Ureteral Obstruction Secondary to Gastrointestinal Malignancies.
- Author:
Dong Hwan LEE
1
;
Hong Jin SUH
;
Seung Mahn PARK
;
Keun Ho LEE
;
Tae Kon HWANG
Author Information
1. Departments of Urology, School of Medicine, The Catholic University of Korea, Seoul, Korea.
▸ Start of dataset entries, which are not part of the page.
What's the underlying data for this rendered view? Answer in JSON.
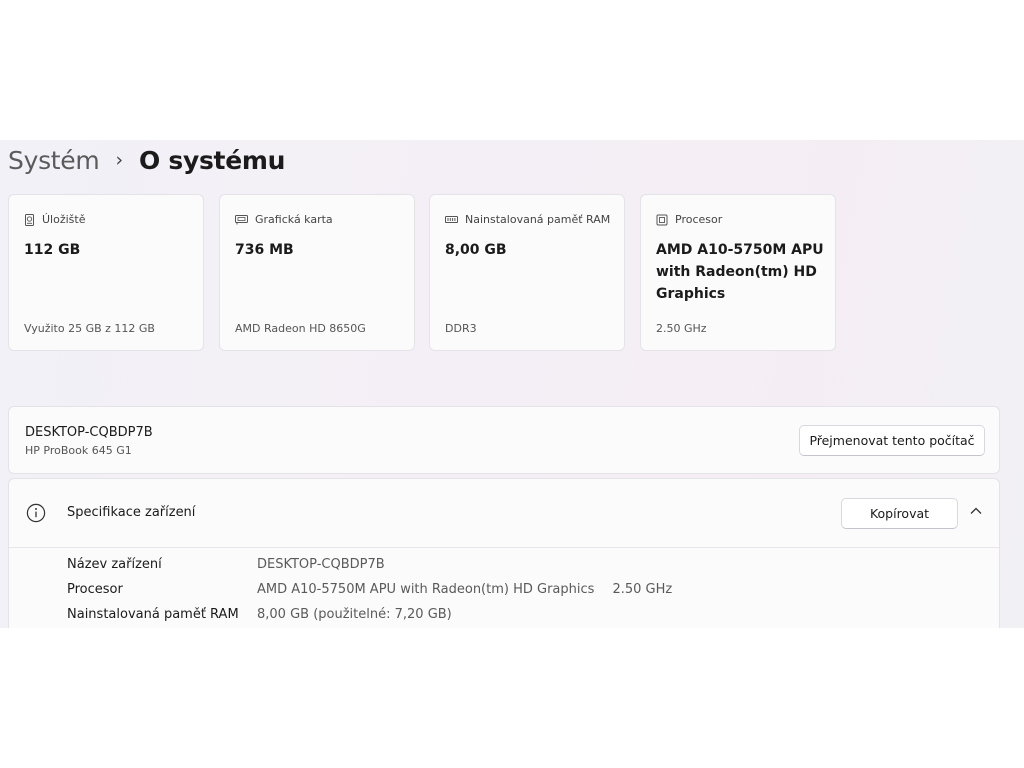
{
  "breadcrumb": {
    "parent": "Systém",
    "separator": "›",
    "current": "O systému"
  },
  "cards": [
    {
      "icon": "storage-icon",
      "label": "Úložiště",
      "value": "112 GB",
      "detail": "Využito 25 GB z 112 GB"
    },
    {
      "icon": "graphics-card-icon",
      "label": "Grafická karta",
      "value": "736 MB",
      "detail": "AMD Radeon HD 8650G"
    },
    {
      "icon": "memory-icon",
      "label": "Nainstalovaná paměť RAM",
      "value": "8,00 GB",
      "detail": "DDR3"
    },
    {
      "icon": "processor-icon",
      "label": "Procesor",
      "value": "AMD A10-5750M APU with Radeon(tm) HD Graphics",
      "detail": "2.50 GHz"
    }
  ],
  "device": {
    "name": "DESKTOP-CQBDP7B",
    "model": "HP ProBook 645 G1",
    "rename_label": "Přejmenovat tento počítač"
  },
  "specs": {
    "title": "Specifikace zařízení",
    "copy_label": "Kopírovat",
    "rows": [
      {
        "label": "Název zařízení",
        "value": "DESKTOP-CQBDP7B",
        "extra": ""
      },
      {
        "label": "Procesor",
        "value": "AMD A10-5750M APU with Radeon(tm) HD Graphics",
        "extra": "2.50 GHz"
      },
      {
        "label": "Nainstalovaná paměť RAM",
        "value": "8,00 GB (použitelné: 7,20 GB)",
        "extra": ""
      }
    ]
  }
}
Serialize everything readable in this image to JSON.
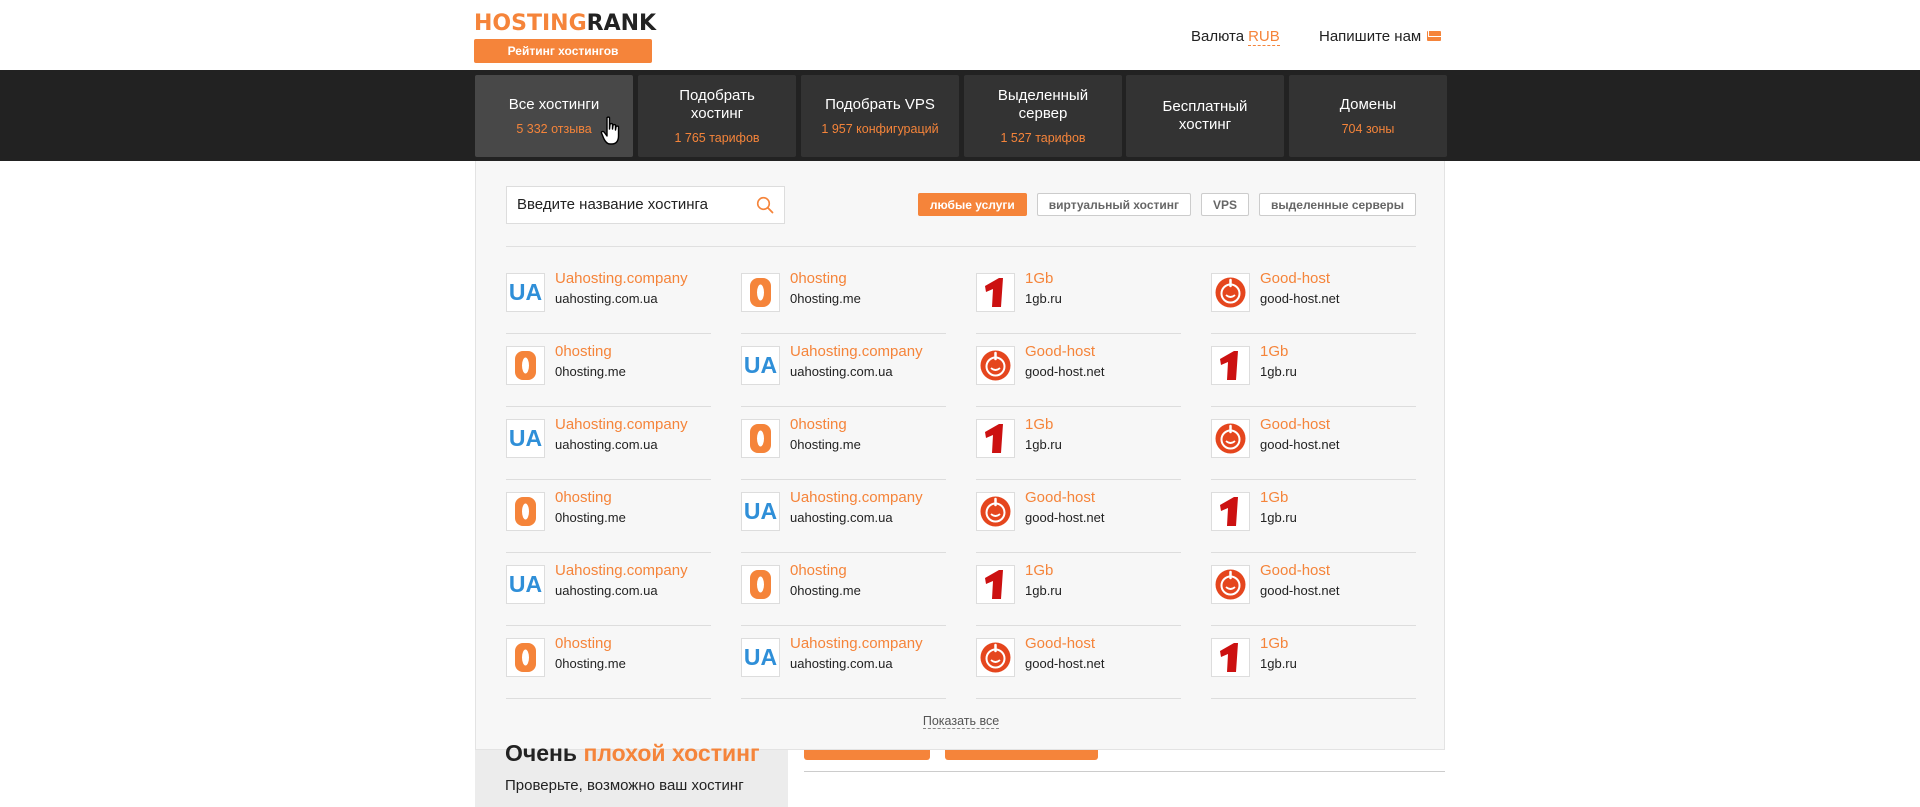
{
  "header": {
    "logo_part1": "HOSTING",
    "logo_part2": "RANK",
    "logo_sub": "Рейтинг хостингов",
    "currency_label": "Валюта",
    "currency_value": "RUB",
    "contact_label": "Напишите нам"
  },
  "nav": [
    {
      "title": "Все хостинги",
      "sub": "5 332 отзыва",
      "active": true
    },
    {
      "title": "Подобрать хостинг",
      "sub": "1 765 тарифов"
    },
    {
      "title": "Подобрать VPS",
      "sub": "1 957 конфигураций"
    },
    {
      "title": "Выделенный сервер",
      "sub": "1 527 тарифов"
    },
    {
      "title": "Бесплатный хостинг",
      "sub": ""
    },
    {
      "title": "Домены",
      "sub": "704 зоны"
    }
  ],
  "search": {
    "placeholder": "Введите название хостинга"
  },
  "filters": [
    "любые услуги",
    "виртуальный хостинг",
    "VPS",
    "выделенные серверы"
  ],
  "hosts": {
    "ua": {
      "name": "Uahosting.company",
      "domain": "uahosting.com.ua",
      "logo_text": "UA",
      "icon": "ua-logo-icon"
    },
    "zero": {
      "name": "0hosting",
      "domain": "0hosting.me",
      "logo_text": "0",
      "icon": "zero-logo-icon"
    },
    "gb": {
      "name": "1Gb",
      "domain": "1gb.ru",
      "logo_text": "1",
      "icon": "onegb-logo-icon"
    },
    "good": {
      "name": "Good-host",
      "domain": "good-host.net",
      "icon": "goodhost-logo-icon"
    }
  },
  "show_all": "Показать все",
  "below": {
    "title_part1": "Очень",
    "title_part2": "плохой хостинг",
    "text": "Проверьте, возможно ваш хостинг"
  },
  "colors": {
    "accent": "#f5843a",
    "nav_bg": "#222222",
    "ua_blue": "#2f8fd8",
    "gb_red": "#cc1111",
    "good_red": "#e5461e"
  }
}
- Publication Type:Original Article
- Keywords:
Malignant ureteral obstruction;
Gastrointestinal neoplasm
- MeSH:
Colorectal Neoplasms;
Diagnosis;
Female;
Flank Pain;
Gastrointestinal Neoplasms;
Hematuria;
Humans;
Kidney;
Lymph Nodes;
Male;
Neoplasm Metastasis;
Nephrostomy, Percutaneous;
Retrospective Studies;
Stents;
Stomach Neoplasms;
Ureter*;
Ureteral Obstruction*
- From:Journal of the Korean Surgical Society
1998;54(2):228-233
- CountryRepublic of Korea
- Language:Korean
-
Abstract:
Metastasis from primary malignancies anywhere in the body can spread to the retroperitoneum and lead to ureteral obstruction. Seventeen patients who had ureteral obstructions caused by advanced gastrointestinal malignancies have been retrospectively analyzed. The results are as follows: 1) Of the 17 patients, 9 were male and 8 were female, and the mean age was 56.9: with a range from 33 to 75. 2) In the 16 patients whose pathologic diagnose were confirmed by primary surgery, the pathologic stages of stomach cancer were stage III in 1 patient and IV in 6 patients, and those of colorectal cancer were stage B in 2 patients, C in 6 patients and D in 1 patient. 3) Urologic symptoms and signs were micro- or macroscopic hematuria (58.8%), elevated BUN (52.9%), and flank pain (29.4%). Sixteen out of 17 patients had one of these findings. 4) The time interval between the original diagnosis of a gastrointestinal malignancy and the subsequent ureteral obstruction in 11 patients (64.7%) was within 2 years. The time interval for a11 17 patients was 33.9 months with a range from 2 months to 10 years. 5) Ureteral involvement was bilateral in 10 patients (58.8%) and unilateral in 7 (41.2%). The levels of ureteral obstruction in stomach cancer were upper (5) and midureter (3), and those in colorectal cancer were upper (1), mid (1) and lower ureter (7). 6) Twenty out of 27 kidneys were managed by a double-J stent (5 kidneys) or a percutaneous nephrostomy (15 kidneys). In conclusion, we believe that the possibility of ureteral obstruction by direct invasion or lymph node metastasis should be taken into account in patients who have advanced gastrointestinal malignancies. If such patients show hematuria, elevated BUN, or flank pain, a secondary ureteral obstruction should be suspected. Also malignant ureteral obstructions should be detected and managed early to preserve the renal function.